Rol del Estado y Propiedad de los Fondos
- "El sistema de pensiones es puramente privado y el Estado no participa": Falso. Las AFP son un actor más de un sistema mixto en el que también participa el Estado administrando el Pilar Solidario del Sistema de Pensiones. Este pilar fue fortalecido en 2008 y reforzado en 2022 con la Pensión Garantizada Universal, que es financiada por el Estado mediante impuestos para prestaciones solidarias.
- "Las AFP se quedan con tus fondos cuando mueres o te jubilas": Falso. Las AFP no se quedan con los fondos. El ahorro previsional es propiedad individual del afiliado.
- "Tú no tienes libertad para elegir tu AFP o cómo se invierten tus ahorros": Falso. Los afiliados tienen la libertad de afiliarse a la Administradora que prefieran y cambiarse cuando lo estimen necesario. Así también, pueden escoger el tipo de fondo en el que quieren invertir sus ahorros para la pensión.
Flexibilidad y Adaptación
- "Las AFP calculan tu pensión como ellas quieren": Falso. No calculan la pensión arbitrariamente, sino que la Superintendencia de Pensiones es la que regula este cálculo, considerando factores como la expectativa de vida (hombres hasta los 86 años y mujeres hasta los 91).
- "Las AFP solo invierten tus ahorros": Falso. Las Administradoras, además de invertir, cuidar y hacer crecer los ahorros, tienen múltiples tareas como el pago de beneficios estatales o la recaudación de las cotizaciones previsionales obligatorias y voluntarias.

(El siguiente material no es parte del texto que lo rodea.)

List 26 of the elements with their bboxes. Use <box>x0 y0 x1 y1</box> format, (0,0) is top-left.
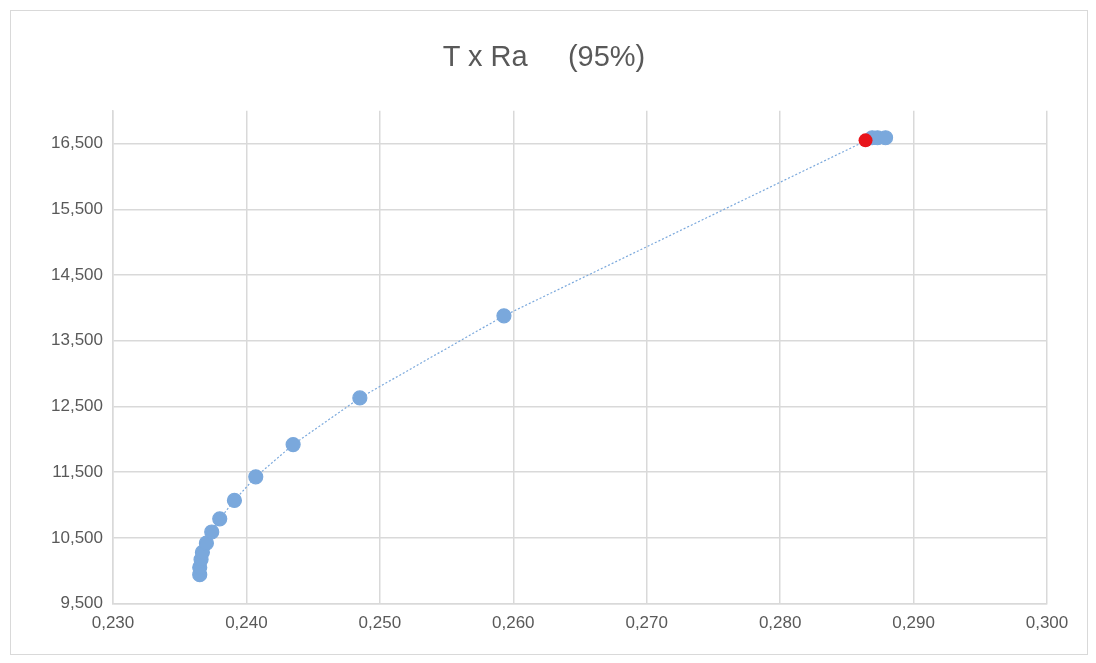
y-tick-label: 13,500 <box>51 330 103 350</box>
point <box>198 535 214 551</box>
x-tick-label: 0,300 <box>1025 613 1069 633</box>
y-tick-label: 11,500 <box>52 461 103 481</box>
point <box>285 436 301 453</box>
x-tick-label: 0,240 <box>225 613 268 633</box>
x-tick-label: 0,280 <box>758 613 802 633</box>
point <box>204 524 220 540</box>
point <box>212 511 228 527</box>
y-tick-label: 16,500 <box>51 133 103 153</box>
point <box>496 308 512 324</box>
x-tick-label: 0,270 <box>625 613 668 633</box>
point <box>226 492 243 509</box>
point <box>352 390 368 406</box>
y-tick-label: 10,500 <box>51 527 103 547</box>
x-tick-label: 0,230 <box>91 613 135 633</box>
y-tick-label: 14,500 <box>51 264 103 284</box>
x-tick-label: 0,290 <box>892 613 935 633</box>
point <box>248 469 264 485</box>
chart-title: T x Ra (95%) <box>442 40 646 73</box>
x-tick-label: 0,250 <box>358 613 402 633</box>
point <box>858 133 873 148</box>
x-tick-label: 0,260 <box>492 613 535 633</box>
y-tick-label: 15,500 <box>51 199 103 219</box>
y-tick-label: 9,500 <box>60 593 103 613</box>
y-tick-label: 12,500 <box>51 396 103 416</box>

- "El sistema de capitalización individual es único de Chile": Falso. La tendencia mundial y el envejecimiento de la población han llevado a distintos países a transitar del sistema de reparto a modalidades mixtas o de capitalización para aumentar los ahorros destinados a pagar pensiones. Varios países tienen características similares a Chile, donde los trabajadores aportan a sus planes de ahorro individual y el Estado financia prestaciones solidarias.